Turkish politician and activist (1949–2010)

İbrahim Bilgen (2 March 1949 – 31 May 2010) was a Turkish politician, electrical engineer and activist. He was born in Batman, Turkey and killed by the Israel Defense Forces in the 2010 Gaza flotilla raid.

==Early life and education==
Bilgen was born on 2 March 1949 in Batman to a Kurdish family that had migrated to Turkey from Mosul, Iraq. He graduated from Fırat University, where he studied electrical engineering, and was a member of the Chamber of Electrical Engineers of Turkey. He had been a resident of Siirt, a south-eastern city of Turkey, since 1980. He was married and had six children.

==Political career==
Bilgen was one of the founders of Virtue Party. After the Virtue Party was banned by the Constitutional Court of Turkey in 2001, he joined the newly formed Felicity Party.
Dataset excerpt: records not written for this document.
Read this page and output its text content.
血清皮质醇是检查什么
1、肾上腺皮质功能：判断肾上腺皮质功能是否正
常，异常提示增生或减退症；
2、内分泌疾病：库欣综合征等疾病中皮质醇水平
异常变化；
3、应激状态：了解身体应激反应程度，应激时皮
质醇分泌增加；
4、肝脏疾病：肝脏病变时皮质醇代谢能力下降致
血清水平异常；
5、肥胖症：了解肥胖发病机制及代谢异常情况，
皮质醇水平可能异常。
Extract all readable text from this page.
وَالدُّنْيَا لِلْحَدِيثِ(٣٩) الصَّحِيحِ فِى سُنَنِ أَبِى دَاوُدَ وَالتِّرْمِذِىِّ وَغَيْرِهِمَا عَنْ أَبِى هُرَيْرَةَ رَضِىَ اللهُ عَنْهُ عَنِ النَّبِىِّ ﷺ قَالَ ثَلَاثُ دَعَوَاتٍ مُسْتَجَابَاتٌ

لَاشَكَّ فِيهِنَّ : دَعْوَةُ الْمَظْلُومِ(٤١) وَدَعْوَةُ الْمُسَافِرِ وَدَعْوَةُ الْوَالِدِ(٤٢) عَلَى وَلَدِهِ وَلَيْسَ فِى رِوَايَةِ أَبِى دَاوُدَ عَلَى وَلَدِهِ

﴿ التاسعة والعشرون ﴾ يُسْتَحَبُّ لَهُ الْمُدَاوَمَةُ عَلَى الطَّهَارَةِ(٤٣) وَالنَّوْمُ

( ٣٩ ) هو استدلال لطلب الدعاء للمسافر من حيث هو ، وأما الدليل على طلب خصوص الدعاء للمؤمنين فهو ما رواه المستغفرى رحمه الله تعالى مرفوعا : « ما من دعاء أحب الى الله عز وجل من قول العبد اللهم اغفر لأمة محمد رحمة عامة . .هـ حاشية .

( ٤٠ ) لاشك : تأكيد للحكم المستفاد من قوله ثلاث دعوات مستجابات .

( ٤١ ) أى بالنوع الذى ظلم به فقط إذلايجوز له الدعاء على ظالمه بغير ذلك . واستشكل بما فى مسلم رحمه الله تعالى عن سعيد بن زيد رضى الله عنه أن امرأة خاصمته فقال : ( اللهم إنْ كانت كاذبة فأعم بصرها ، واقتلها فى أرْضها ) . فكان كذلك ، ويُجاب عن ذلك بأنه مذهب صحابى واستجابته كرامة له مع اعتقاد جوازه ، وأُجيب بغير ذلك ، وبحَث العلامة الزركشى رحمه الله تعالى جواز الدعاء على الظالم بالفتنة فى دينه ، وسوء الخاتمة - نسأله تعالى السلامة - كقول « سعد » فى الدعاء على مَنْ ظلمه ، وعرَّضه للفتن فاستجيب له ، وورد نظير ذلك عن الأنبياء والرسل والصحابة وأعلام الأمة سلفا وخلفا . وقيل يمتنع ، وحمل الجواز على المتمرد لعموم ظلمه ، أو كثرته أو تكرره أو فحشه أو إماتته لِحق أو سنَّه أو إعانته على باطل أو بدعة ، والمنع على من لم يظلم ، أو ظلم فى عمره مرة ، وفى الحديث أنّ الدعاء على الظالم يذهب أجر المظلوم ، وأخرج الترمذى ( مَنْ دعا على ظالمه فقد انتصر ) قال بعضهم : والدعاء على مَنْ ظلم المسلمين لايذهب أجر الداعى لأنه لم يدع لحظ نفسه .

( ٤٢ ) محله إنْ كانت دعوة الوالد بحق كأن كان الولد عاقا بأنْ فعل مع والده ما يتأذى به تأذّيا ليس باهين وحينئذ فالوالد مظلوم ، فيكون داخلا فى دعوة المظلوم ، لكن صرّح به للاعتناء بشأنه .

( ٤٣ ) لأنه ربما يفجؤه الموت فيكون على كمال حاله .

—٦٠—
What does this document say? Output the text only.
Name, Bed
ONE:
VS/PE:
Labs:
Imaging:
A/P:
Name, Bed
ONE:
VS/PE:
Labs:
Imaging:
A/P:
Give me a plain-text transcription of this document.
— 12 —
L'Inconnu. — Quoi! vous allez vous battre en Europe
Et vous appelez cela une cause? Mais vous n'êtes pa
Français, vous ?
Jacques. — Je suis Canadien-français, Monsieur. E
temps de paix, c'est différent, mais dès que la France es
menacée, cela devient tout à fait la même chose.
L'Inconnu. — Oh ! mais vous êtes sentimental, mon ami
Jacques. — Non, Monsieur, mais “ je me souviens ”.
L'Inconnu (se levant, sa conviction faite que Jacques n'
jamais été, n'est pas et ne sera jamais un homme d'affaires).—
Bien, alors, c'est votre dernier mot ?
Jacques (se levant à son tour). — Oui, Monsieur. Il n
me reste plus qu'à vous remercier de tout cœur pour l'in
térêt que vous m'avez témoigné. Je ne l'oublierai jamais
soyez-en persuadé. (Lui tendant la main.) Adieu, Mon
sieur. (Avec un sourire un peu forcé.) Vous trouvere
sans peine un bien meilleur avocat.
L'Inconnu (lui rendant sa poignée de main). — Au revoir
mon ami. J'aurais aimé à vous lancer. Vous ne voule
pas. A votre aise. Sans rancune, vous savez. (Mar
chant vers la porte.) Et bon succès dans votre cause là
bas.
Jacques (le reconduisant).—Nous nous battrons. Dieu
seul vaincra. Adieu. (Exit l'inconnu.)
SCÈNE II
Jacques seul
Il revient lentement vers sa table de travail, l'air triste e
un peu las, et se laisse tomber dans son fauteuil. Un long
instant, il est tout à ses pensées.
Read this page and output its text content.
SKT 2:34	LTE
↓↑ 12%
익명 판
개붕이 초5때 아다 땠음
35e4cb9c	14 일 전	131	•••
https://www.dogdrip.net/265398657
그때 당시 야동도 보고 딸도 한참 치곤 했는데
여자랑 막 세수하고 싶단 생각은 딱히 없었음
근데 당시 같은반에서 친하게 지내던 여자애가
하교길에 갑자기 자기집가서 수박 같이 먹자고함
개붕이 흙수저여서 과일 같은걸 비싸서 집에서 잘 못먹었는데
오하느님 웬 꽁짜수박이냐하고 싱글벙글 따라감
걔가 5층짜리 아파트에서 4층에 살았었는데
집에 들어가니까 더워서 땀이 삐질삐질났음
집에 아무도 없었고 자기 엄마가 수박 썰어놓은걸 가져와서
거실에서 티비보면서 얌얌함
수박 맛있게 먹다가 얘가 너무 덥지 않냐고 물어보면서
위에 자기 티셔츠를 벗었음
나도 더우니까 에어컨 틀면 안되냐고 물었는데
He was a candidate for Member of Turkish Parliament in 2007 for that party for Siirt Province, but he was not elected, the Felicity Party receiving 884 votes (0.96%) there. In 2009 Turkish local elections, he was a candidate for mayor of Siirt, but he was again not elected.
In a press interview during his 2009 campaign, he said: "I was born a Felicity man, I will die a Felicity man. Because Felicity is the only national party of Turkey. This party has neither come under the yoke of America, nor of any other country." Since then, he had been serving as a provincial inspector for the Felicity Party.

==Business career==
After working as an electrical engineer in various companies, İbrahim Bilgen founded an electrical engineering company called Bilgen Mühendislik, in 2004. In addition, he founded the first local television channel in Siirt, Selam TV.

==Death==
As a volunteer for IHH in Siirt, Bilgen joined the Gaza flotilla of May 2010 on board the MV Mavi Marmara, which set sail from Istanbul for the Gaza Strip on 23 May 2010. He died on 31 May 2010, during the Gaza flotilla raid.

According to an autopsy Bilgen died from four gunshot wounds to temple, chest, hip and back.

==Reactions to his death==
- Afif Demirkıran, Member of Parliament for the AK Party from Siirt, said: "May Allah accept the martyrdom of İbrahim Bilgen."
- A press statement by the Chamber of Electrical Engineers of Turkey stated: "We condemn the attack of Israel in which one of our members was killed."
- Photographs of İbrahim Bilgen were hung in the streets in Siirt.
- Numan Kurtulmuş, Felicity Party leader, held his photo during a press conference and called him a "martyr".
- American author and journalist Ali Abunimah has reported a claim by Sheikh Raed Salah, a leader of the Islamic Movement in Israel who was also on board the Mavi Marmara, that Bilgen may have been deliberately targeted for execution by Israeli forces who mistook him for Raed Salah, and lists some pieces of circumstantial evidence that support this claim.